The Inner Bay stocks were unique since they only migrated to the Quoddy/Grand Manan area to return as grilse a year later.
Want to guess where the salmon pens are? Yes right in the middle of their feeding areas. The pens were fighting of sea lice and ISA from the get go just like Norweigh, Scotland, Ireland and Chile.
The cycle goes like this in the pens. Sea lice infestation, treat with Slice or Alphamax, sea lice return, treat again stressing the fish in the pen and BINGO ISA appears in the farm.
At the same time our wild stocks are swimming outside the pens in the same water. ISA is transmitted through the water to our wild salmon. WHO has inoculated our wild stocks? Who treated them for sea lice?
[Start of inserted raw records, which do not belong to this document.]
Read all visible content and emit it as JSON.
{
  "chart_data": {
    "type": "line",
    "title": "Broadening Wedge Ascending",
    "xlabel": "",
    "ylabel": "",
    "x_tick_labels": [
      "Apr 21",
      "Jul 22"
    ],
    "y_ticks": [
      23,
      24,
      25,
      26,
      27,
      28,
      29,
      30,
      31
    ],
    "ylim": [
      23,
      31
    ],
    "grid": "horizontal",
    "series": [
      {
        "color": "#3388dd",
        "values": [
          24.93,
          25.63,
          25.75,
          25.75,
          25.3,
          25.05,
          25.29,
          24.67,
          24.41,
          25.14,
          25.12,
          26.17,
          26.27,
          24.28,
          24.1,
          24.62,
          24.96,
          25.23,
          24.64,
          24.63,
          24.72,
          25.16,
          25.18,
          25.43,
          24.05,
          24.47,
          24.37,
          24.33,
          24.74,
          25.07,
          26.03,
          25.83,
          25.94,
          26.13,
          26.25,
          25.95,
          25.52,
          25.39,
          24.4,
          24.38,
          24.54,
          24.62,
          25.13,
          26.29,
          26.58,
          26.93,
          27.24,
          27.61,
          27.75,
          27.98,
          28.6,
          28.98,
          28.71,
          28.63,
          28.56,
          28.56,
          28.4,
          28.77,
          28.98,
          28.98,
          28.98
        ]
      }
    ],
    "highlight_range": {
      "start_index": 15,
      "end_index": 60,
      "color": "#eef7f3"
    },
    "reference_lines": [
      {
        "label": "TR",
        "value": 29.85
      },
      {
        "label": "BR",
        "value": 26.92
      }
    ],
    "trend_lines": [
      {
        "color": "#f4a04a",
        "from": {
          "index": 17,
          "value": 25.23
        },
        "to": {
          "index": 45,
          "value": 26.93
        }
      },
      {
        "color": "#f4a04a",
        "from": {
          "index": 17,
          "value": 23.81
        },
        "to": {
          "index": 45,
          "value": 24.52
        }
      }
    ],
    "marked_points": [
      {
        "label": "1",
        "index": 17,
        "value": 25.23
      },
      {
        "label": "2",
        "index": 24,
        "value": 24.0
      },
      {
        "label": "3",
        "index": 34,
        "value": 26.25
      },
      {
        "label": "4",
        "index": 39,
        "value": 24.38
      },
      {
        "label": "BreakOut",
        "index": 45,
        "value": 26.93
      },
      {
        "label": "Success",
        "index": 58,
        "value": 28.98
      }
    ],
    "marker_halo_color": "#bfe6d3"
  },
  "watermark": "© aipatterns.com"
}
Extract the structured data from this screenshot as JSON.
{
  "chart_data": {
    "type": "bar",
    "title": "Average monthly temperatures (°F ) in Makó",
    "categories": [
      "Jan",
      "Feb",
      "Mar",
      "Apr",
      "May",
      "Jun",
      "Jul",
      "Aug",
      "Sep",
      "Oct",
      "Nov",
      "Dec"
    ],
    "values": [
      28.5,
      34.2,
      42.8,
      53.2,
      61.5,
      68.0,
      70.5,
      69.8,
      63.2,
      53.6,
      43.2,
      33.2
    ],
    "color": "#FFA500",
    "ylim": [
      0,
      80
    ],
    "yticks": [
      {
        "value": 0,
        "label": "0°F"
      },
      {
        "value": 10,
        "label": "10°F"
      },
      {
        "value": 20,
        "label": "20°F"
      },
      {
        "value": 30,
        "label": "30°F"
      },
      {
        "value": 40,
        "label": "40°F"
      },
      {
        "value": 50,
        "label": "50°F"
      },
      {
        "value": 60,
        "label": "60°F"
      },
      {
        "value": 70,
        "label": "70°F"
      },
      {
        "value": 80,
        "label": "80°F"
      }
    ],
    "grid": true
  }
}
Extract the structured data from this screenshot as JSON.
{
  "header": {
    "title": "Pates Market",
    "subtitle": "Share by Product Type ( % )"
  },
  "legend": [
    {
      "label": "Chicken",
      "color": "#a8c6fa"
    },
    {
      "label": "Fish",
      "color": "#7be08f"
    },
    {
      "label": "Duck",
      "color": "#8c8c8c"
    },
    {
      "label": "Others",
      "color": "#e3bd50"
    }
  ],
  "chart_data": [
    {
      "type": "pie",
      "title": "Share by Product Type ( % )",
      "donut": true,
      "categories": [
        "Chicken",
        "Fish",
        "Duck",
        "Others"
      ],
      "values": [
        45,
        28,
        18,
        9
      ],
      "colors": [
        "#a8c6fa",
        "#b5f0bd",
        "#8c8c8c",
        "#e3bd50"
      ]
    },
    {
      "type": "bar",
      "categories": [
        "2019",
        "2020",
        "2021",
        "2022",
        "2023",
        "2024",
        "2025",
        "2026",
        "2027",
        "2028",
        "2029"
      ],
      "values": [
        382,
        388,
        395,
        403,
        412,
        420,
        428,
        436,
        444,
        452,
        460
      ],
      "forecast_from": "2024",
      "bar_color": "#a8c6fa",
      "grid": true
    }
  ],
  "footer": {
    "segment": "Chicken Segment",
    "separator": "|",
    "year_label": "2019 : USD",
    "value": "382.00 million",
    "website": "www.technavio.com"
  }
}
Who asked the people of the bay if we were willing to sacrifice our Public Resources to generate a profit for the Industry?
Right now the Chile industry is in free fall from ISA and sea lice, ISA has reappeared in Scotland and Norweigh. The Bliss Harbour Salmon Industry in New Brunswick now has SLICE RESISTANT sea lice and they have stepped up to the next most stressful and deadly chemical. There is only one small problem. The chemical kill more that the sea lice. It also kills lobsters, clams,mussels, and it builds up in scallops.
ISA will reappear just like it has everywhere else the industry is located.
There is only TWO SOLUTION to the problems caused by the Salmon pens! GET THEM OUT OF OUR WATERS or CLOSED CONTAINMENT!!
Do it now before everything is gone including YOUR industry!!!!!!!